# Marathon seat covers=2 months out!!!



## bilgerat (Jul 5, 2016)

I ordered a set of marathon seat covers on Friday, I got an email today that stated they are ...
"A​t this time of year production time is running approximately 2 Months out for delivery" 
2 MONTHS???? not sure if I want to wait that long for seat covers 

are they worth the wait ?


----------



## GAbuckhunter88 (Jul 6, 2016)

In my opinion they are, I have had a set of them on my last two trucks and they are awesome. Tough to install the first time but they fit perfectly and last forever.


----------



## northgeorgiasportsman (Jul 6, 2016)

Absolutely worth it.  I've had mine for going on 4 years and they are tough as nails and fit like a glove.


----------



## getaff (Jul 6, 2016)

How much are they?  I need a tough set of covers on mine.  I tear up my seats on the side where I get in and out


----------



## northgeorgiasportsman (Jul 6, 2016)

getaff said:


> How much are they?  I need a tough set of covers on mine.  I tear up my seats on the side where I get in and out



Go to their website and choose the configuration you want.  It all depends on your truck.  Single cab is obviously cheaper than full cab.


----------



## Nicodemus (Jul 6, 2016)

Well worth it and well worth the wait. I really like mine. Almost 2 years old and still look like new.


----------



## bilgerat (Jul 6, 2016)

I got a $50 off code from Lee n Tiffs face book page  , not sure if it still good because its not posted on there now. I paid $261for My standard cab Chevy, wont see them till the first of sept but at least Ill have them before hunting season. getting the seats recovered in a few weeks and wanted to protect them.


----------



## bilgerat (Jul 6, 2016)

yep that code has expired but they do give a military discount


----------



## Crakajak (Jul 7, 2016)

Had mine for 2 years.Well worth the money.


----------



## bullgator (Jul 7, 2016)

Didn't like mine at all. They were hard to get on with all the electronics under the seat. I took them off after about a year to wash and found where they left black smudges from some kind of seam adhesive. I never put them back on. The company didn't seem to care at all about the issue.
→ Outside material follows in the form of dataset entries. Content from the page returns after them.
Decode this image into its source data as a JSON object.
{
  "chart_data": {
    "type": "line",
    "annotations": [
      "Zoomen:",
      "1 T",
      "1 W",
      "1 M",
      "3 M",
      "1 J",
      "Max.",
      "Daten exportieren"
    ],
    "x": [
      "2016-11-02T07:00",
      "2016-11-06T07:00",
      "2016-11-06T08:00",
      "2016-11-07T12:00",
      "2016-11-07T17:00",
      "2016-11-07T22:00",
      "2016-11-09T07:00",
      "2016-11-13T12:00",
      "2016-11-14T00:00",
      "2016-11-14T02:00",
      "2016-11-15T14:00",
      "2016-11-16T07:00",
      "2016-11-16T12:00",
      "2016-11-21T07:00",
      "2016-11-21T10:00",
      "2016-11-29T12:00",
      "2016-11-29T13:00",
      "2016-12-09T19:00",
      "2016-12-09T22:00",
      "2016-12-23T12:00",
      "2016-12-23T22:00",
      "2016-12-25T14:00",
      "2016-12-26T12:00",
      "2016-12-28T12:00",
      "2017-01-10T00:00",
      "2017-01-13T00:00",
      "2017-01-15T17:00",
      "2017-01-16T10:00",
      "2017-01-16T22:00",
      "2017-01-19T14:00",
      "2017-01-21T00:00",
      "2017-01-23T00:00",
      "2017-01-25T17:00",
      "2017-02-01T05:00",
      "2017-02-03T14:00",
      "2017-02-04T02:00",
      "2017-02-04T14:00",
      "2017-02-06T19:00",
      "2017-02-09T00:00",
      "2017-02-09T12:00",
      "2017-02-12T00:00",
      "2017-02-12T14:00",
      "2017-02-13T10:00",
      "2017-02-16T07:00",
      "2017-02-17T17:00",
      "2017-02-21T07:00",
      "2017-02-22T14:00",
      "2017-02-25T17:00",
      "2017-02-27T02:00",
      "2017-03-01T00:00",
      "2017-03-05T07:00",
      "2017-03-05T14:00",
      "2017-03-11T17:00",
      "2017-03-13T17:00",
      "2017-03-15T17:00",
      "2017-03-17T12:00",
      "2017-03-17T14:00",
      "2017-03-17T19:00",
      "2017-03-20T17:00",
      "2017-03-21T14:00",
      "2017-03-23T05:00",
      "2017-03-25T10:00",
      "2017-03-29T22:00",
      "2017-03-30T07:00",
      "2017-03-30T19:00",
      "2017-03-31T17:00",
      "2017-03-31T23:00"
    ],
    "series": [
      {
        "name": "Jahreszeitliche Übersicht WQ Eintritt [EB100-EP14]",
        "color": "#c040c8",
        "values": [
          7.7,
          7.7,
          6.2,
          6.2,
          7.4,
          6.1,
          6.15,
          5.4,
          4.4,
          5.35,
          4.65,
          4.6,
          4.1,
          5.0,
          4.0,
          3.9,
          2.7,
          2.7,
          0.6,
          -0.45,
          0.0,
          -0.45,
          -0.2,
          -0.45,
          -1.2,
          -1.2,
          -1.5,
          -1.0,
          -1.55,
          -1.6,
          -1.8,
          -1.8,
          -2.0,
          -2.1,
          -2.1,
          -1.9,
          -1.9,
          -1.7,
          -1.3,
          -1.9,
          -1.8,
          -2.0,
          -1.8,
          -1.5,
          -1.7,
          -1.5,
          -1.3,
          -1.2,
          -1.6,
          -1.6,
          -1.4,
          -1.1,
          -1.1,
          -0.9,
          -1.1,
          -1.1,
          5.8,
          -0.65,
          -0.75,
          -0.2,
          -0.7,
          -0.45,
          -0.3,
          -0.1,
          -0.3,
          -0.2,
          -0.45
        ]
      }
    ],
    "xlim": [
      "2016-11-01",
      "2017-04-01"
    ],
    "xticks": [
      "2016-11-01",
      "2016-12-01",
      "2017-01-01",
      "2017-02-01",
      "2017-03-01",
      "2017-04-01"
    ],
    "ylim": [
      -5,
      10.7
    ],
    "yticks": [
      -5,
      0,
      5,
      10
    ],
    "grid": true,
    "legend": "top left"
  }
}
They were an expensive lesson in my book.


----------



## chill15 (Jul 21, 2016)

I've had mine for 12 1/2yrs and almost 400k miles and the bottom cover of the drivers seat is just starting to wear out.


----------



## Hooty Hoot (Oct 9, 2017)

Ordered a set of Marathon covers back in August. They told me 8 weeks. I think that I received them in 6 or 7 weeks. Anyway...........They look good, installed easily, I'm happy with them. Boo-Yah!


----------



## Kawaliga (Oct 12, 2017)

I really like mine. I could see trouble installing them to look good, so I paid a car upholstery shop to do the job right. The cost was reasonable, and the seats look great.


----------



## pikehunter (Oct 26, 2017)

They are the best seat covers made. I have owned two sets and have never regretted the time it took to receive them or the money that they cost-both of which, at first, seem substantial


----------